The top two scoring defenses in the Pac-12 meet on Saturday when the 13th-ranked Utes travel to Washington trying to keep their hopes alive for a late surge into the College Football Playoff conversation.
It's the second time in three weeks the Utes (7-1, 4-1 Pac-12, No. 12 CFP) will go on the road as the leaders of the Pac-12 South to play underdog to an unranked opponent. Two weeks ago, the Utes were routed by USC for their only loss. It's Washington (4-4, 2-3) that's favored this Saturday.
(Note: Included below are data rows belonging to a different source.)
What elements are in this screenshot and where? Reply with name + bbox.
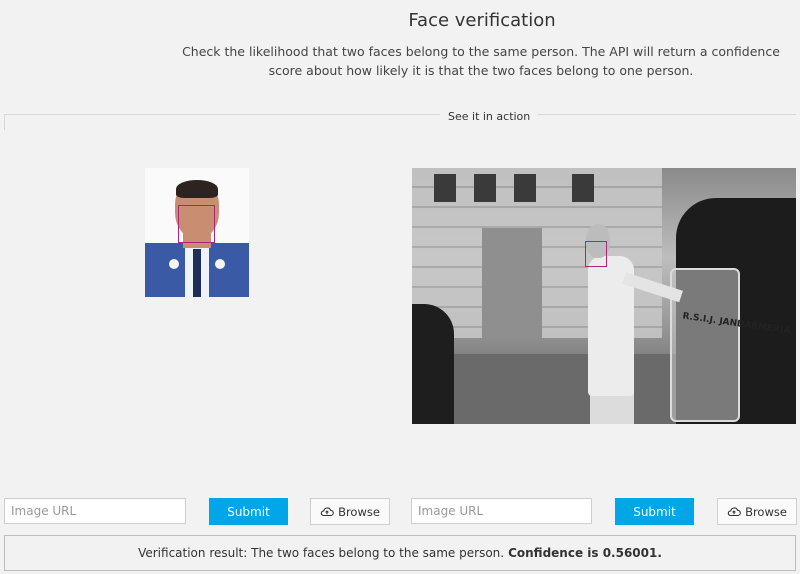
right-image-url-input[interactable] xyxy=(411,498,592,524)
page-description: Check the likelihood that two faces belo… xyxy=(182,44,780,78)
left-image-url-input[interactable] xyxy=(4,498,186,524)
see-it-in-action-label: See it in action xyxy=(440,110,539,123)
section-divider xyxy=(4,114,796,115)
left-submit-button[interactable]: Submit xyxy=(209,498,288,525)
verification-result: Verification result: The two faces belon… xyxy=(4,535,796,571)
right-face-rectangle xyxy=(585,241,607,267)
section-divider-cap xyxy=(4,114,5,130)
cloud-upload-icon xyxy=(727,507,741,517)
result-message: Verification result: The two faces belon… xyxy=(138,546,505,560)
cloud-upload-icon xyxy=(320,507,334,517)
right-submit-button[interactable]: Submit xyxy=(615,498,694,525)
left-browse-label: Browse xyxy=(338,504,380,519)
page-title: Face verification xyxy=(408,10,556,31)
left-browse-button[interactable]: Browse xyxy=(310,498,390,525)
right-browse-button[interactable]: Browse xyxy=(717,498,797,525)
right-face-image: R.S.I.J. JANDARMERIA xyxy=(412,168,796,424)
confidence-score: Confidence is 0.56001. xyxy=(508,546,662,560)
right-browse-label: Browse xyxy=(745,504,787,519)
left-face-rectangle xyxy=(178,205,215,243)
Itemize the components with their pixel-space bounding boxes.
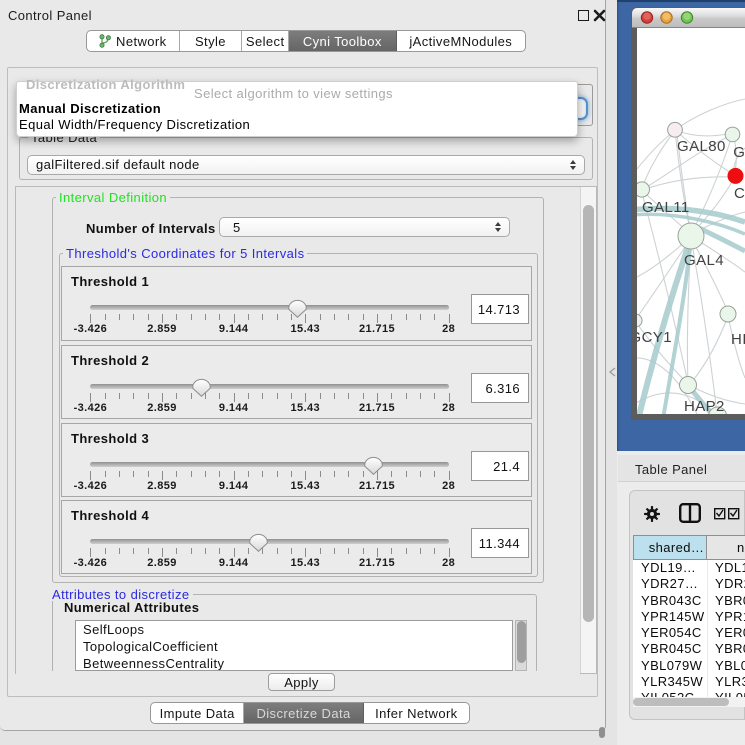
svg-text:GAL80: GAL80 [677,138,726,155]
svg-text:GAL11: GAL11 [642,199,690,216]
svg-text:HI: HI [731,331,745,348]
svg-text:C: C [734,185,745,202]
svg-text:GA: GA [733,144,745,161]
svg-text:GCY1: GCY1 [637,329,672,346]
svg-text:HAP2: HAP2 [684,398,725,414]
svg-text:GAL4: GAL4 [684,252,724,269]
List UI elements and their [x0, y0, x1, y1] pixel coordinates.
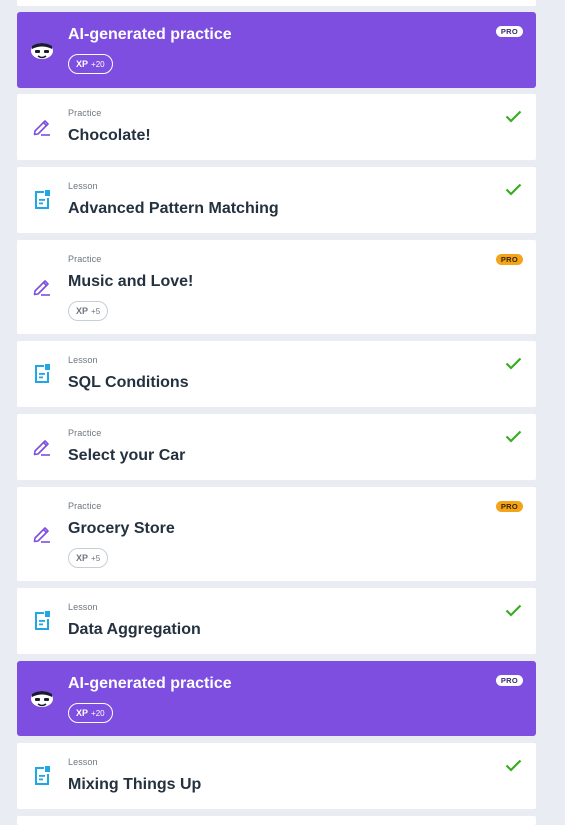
- ai-robot-icon: [31, 43, 53, 59]
- lesson-card[interactable]: Lesson Mixing Things Up: [17, 743, 536, 809]
- xp-pill: XP +20: [68, 54, 113, 74]
- check-icon: [505, 430, 522, 443]
- xp-label: XP: [76, 306, 89, 316]
- item-kind: Practice: [68, 108, 102, 118]
- check-icon: [505, 759, 522, 772]
- lesson-doc-icon: [35, 190, 50, 209]
- lesson-card[interactable]: Lesson SQL Conditions: [17, 341, 536, 407]
- item-kind: Lesson: [68, 181, 98, 191]
- pro-badge: PRO: [495, 26, 523, 37]
- pencil-icon: [33, 440, 50, 456]
- item-kind: Practice: [68, 428, 102, 438]
- pencil-icon: [33, 120, 50, 136]
- item-kind: Lesson: [68, 355, 98, 365]
- practice-card[interactable]: Practice Grocery Store XP +5 PRO: [17, 487, 536, 581]
- item-kind: Practice: [68, 501, 102, 511]
- xp-label: XP: [76, 553, 89, 563]
- xp-label: XP: [76, 59, 89, 69]
- xp-value: +20: [91, 60, 105, 69]
- xp-value: +5: [91, 554, 101, 563]
- xp-pill: XP +5: [68, 301, 109, 321]
- practice-card[interactable]: Practice Music and Love! XP +5 PRO: [17, 240, 536, 334]
- ai-robot-icon: [31, 691, 53, 707]
- item-title: Advanced Pattern Matching: [68, 200, 279, 217]
- lesson-doc-icon: [35, 364, 50, 383]
- item-title: SQL Conditions: [68, 374, 189, 391]
- check-icon: [505, 357, 522, 370]
- item-title: Chocolate!: [68, 127, 151, 144]
- item-kind: Lesson: [68, 757, 98, 767]
- xp-pill: XP +5: [68, 548, 109, 568]
- pro-badge: PRO: [495, 254, 523, 265]
- partial-card-bottom: [17, 816, 536, 825]
- check-icon: [505, 604, 522, 617]
- item-title: Mixing Things Up: [68, 776, 202, 793]
- practice-card[interactable]: Practice Select your Car: [17, 414, 536, 480]
- lesson-doc-icon: [35, 611, 50, 630]
- lesson-card[interactable]: Lesson Advanced Pattern Matching: [17, 167, 536, 233]
- ai-practice-card[interactable]: AI-generated practice XP +20 PRO: [17, 12, 536, 88]
- item-title: Music and Love!: [68, 273, 194, 290]
- item-title: Select your Car: [68, 447, 186, 464]
- xp-pill: XP +20: [68, 703, 113, 723]
- pencil-icon: [33, 280, 50, 296]
- lesson-card[interactable]: Lesson Data Aggregation: [17, 588, 536, 654]
- partial-card-top: [17, 0, 536, 6]
- item-kind: Lesson: [68, 602, 98, 612]
- item-title: AI-generated practice: [68, 26, 232, 43]
- pro-badge: PRO: [495, 675, 523, 686]
- item-title: AI-generated practice: [68, 675, 232, 692]
- item-kind: Practice: [68, 254, 102, 264]
- xp-label: XP: [76, 708, 89, 718]
- lesson-doc-icon: [35, 766, 50, 785]
- ai-practice-card[interactable]: AI-generated practice XP +20 PRO: [17, 661, 536, 736]
- item-title: Grocery Store: [68, 520, 175, 537]
- pencil-icon: [33, 527, 50, 543]
- item-title: Data Aggregation: [68, 621, 201, 638]
- xp-value: +20: [91, 709, 105, 718]
- xp-value: +5: [91, 307, 101, 316]
- practice-card[interactable]: Practice Chocolate!: [17, 94, 536, 160]
- pro-badge: PRO: [495, 501, 523, 512]
- check-icon: [505, 183, 522, 196]
- lesson-list: AI-generated practice XP +20 PRO Practice…: [0, 0, 565, 825]
- check-icon: [505, 110, 522, 123]
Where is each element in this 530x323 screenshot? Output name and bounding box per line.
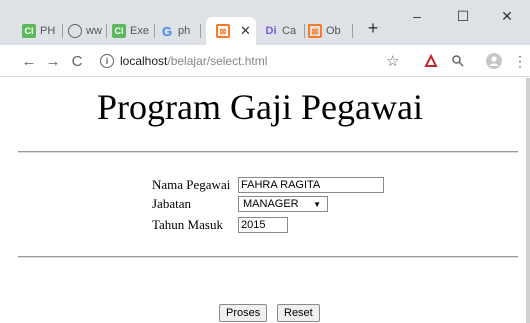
tab-exe[interactable]: CI Exe bbox=[112, 17, 155, 45]
nama-label: Nama Pegawai bbox=[152, 177, 231, 192]
tahun-row: Tahun Masuk 2015 bbox=[152, 217, 288, 233]
xampp-icon: ⊠ bbox=[216, 24, 230, 38]
tab-separator bbox=[106, 24, 107, 38]
divider-top bbox=[18, 151, 518, 153]
address-bar[interactable]: i localhost/belajar/select.html bbox=[100, 49, 410, 73]
tab-separator bbox=[154, 24, 155, 38]
back-button[interactable]: ← bbox=[18, 50, 40, 72]
tab-ob[interactable]: ⊠ Ob bbox=[308, 17, 353, 45]
chevron-down-icon: ▼ bbox=[313, 199, 321, 209]
close-icon[interactable]: ✕ bbox=[240, 23, 251, 39]
bookmark-star-icon[interactable]: ☆ bbox=[386, 52, 399, 70]
tab-label: Ca bbox=[282, 25, 297, 37]
minimize-button[interactable]: – bbox=[394, 2, 440, 30]
tab-ph[interactable]: CI PH bbox=[22, 17, 63, 45]
tab-active[interactable]: ⊠ ✕ bbox=[206, 17, 256, 45]
tahun-label: Tahun Masuk bbox=[152, 217, 223, 232]
search-extension-icon[interactable] bbox=[450, 53, 466, 69]
di-icon: Di bbox=[265, 25, 277, 37]
tab-separator bbox=[62, 24, 63, 38]
globe-icon bbox=[68, 24, 82, 38]
tab-label: Ob bbox=[326, 25, 341, 37]
tab-ca[interactable]: Di Ca bbox=[264, 17, 305, 45]
jabatan-selected-value: MANAGER bbox=[243, 198, 299, 210]
xampp-icon: ⊠ bbox=[308, 24, 322, 38]
tab-label: Exe bbox=[130, 25, 149, 37]
tab-separator bbox=[304, 24, 305, 38]
tab-ww[interactable]: ww bbox=[68, 17, 107, 45]
forward-button[interactable]: → bbox=[42, 50, 64, 72]
nama-row: Nama Pegawai FAHRA RAGITA bbox=[152, 177, 384, 193]
new-tab-button[interactable]: + bbox=[362, 18, 384, 39]
ci-icon: CI bbox=[22, 24, 36, 38]
pdf-extension-icon[interactable] bbox=[423, 53, 439, 69]
jabatan-select[interactable]: MANAGER ▼ bbox=[238, 196, 328, 212]
jabatan-label: Jabatan bbox=[152, 196, 191, 211]
scrollbar[interactable] bbox=[526, 78, 530, 323]
close-window-button[interactable]: ✕ bbox=[484, 2, 530, 30]
maximize-button[interactable]: ☐ bbox=[440, 2, 486, 30]
info-icon[interactable]: i bbox=[100, 54, 114, 68]
ci-icon: CI bbox=[112, 24, 126, 38]
browser-toolbar: ← → C i localhost/belajar/select.html ☆ … bbox=[0, 45, 530, 77]
tab-ph-google[interactable]: G ph bbox=[160, 17, 201, 45]
url-host: localhost bbox=[120, 54, 168, 68]
divider-bottom bbox=[18, 256, 518, 258]
reset-button[interactable]: Reset bbox=[277, 304, 320, 322]
tab-label: ph bbox=[178, 25, 191, 37]
tab-label: ww bbox=[86, 25, 102, 37]
profile-avatar-icon[interactable] bbox=[486, 53, 502, 69]
tahun-input[interactable]: 2015 bbox=[238, 217, 288, 233]
page-title: Program Gaji Pegawai bbox=[97, 87, 423, 127]
tab-strip: CI PH ww CI Exe G ph ⊠ ✕ Di Ca ⊠ Ob + – … bbox=[0, 0, 530, 45]
tab-label: PH bbox=[40, 25, 56, 37]
url-path: /belajar/select.html bbox=[167, 54, 268, 68]
nama-input[interactable]: FAHRA RAGITA bbox=[238, 177, 384, 193]
tab-separator bbox=[352, 24, 353, 38]
jabatan-row: Jabatan MANAGER ▼ bbox=[152, 196, 328, 212]
page-content: Program Gaji Pegawai Nama Pegawai FAHRA … bbox=[0, 78, 530, 323]
google-icon: G bbox=[161, 23, 173, 39]
reload-button[interactable]: C bbox=[66, 50, 88, 72]
menu-kebab-icon[interactable]: ⋮ bbox=[512, 53, 528, 69]
proses-button[interactable]: Proses bbox=[219, 304, 268, 322]
tab-separator bbox=[200, 24, 201, 38]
''The last year and a half we've been pretty good on the road except this one little hiccup with USC,'' Utah linebacker Jared Norris said. ''We don't fear playing on the road. We like it. We like going into a hostile environment and trying to go win a game in someone else's house.''
Utah's strength on defense has been shutting down the run. They're No. 1 in the Pac-12 and No. 17 in the country, giving up 113 yards per game on the ground. The Utes have not allowed a 100-yard rusher in their last nine games dating back to last season.
The talk about Washington's defense entering the season centered on whether the Huskies could replace a trio of all-Americans in Shaq Thompson, Hau'oli Kikaha and Danny Shelton, along with first-round pick Marcus Peters. The defense was seen as a potential weakness with all that talent gone.
What's been evident through eight weeks is the talent that was out of the limelight last season. Travis Feeney leads the Pac-12 with 6 1/2 sacks. Darren Gardenhire, Sidney Jones, Kevin King and Budda Baker all rank in the top 10 in the conference in passes defensed. The Huskies are giving up 16.9 points per game, the only team in the conference allowing less than 20 points per game. The last time Washington led the conference in scoring defense: 1991.
''It's almost like the mentality of we have to prove it every week before we say hey, we're this or we're that,'' Washington coach Chris Petersen said. ''And I think that's probably the best thing our defense has done. They kind of go out there with a prove-it mentality.''
Here are other things to watch as Utah visits Husky Stadium for the first time since 1979:
MR. WILSON: Which Travis Wilson will show up for Utah? The one that was nearly flawless in impressive wins over Oregon and Arizona State? Or the one who threw four interceptions in the Utes' loss at USC? The perfect version for Utah is the Wilson who played last week against Oregon State, when he completed 14 of 19 passes for 198 yards, added 56 yards rushing and scored touchdowns running and passing.
MONTLAKE JAKE: Washington freshman QB Jake Browning is coming off arguably the best game of his young college career, throwing for four touchdowns and running for a fifth in the Huskies' rout of Arizona. Browning's 264 yards passing against the Wildcats were his most in Pac-12 play and the Huskies hope that's a sign of improved consistency after some struggles earlier in conference play.
Browning will be tested by a Utah defense that will likely be more aggressive trying to rattle a freshman quarterback.
RUN BOOKER RUN: Utah running back Devontae Booker needs just 34 yards to top 1,000 for the second time in his college career. Booker has rushed for at least 100 yards in three of his past four games, the lone exception being the Utes' loss at USC. And while Washington has a stellar scoring defense, the Huskies have been susceptible to giving up yards on the ground, allowing 100-yard rushers in three of the past four games.
''He's our guy. He means a lot to this team,'' Utah coach Kyle Whittingham said.
MYLES AND MILES: Freshman Myles Gaskin is clearly Washington's running back of the future, having supplanted Dwayne Washington as the Huskies' main ball carrier. Gaskin had a streak of three straight 100-yard games snapped last week against Arizona, but remains on pace to be the first Washington freshman to run for 1,000 yards since Chris Polk did it in 2009 as a redshirt freshman.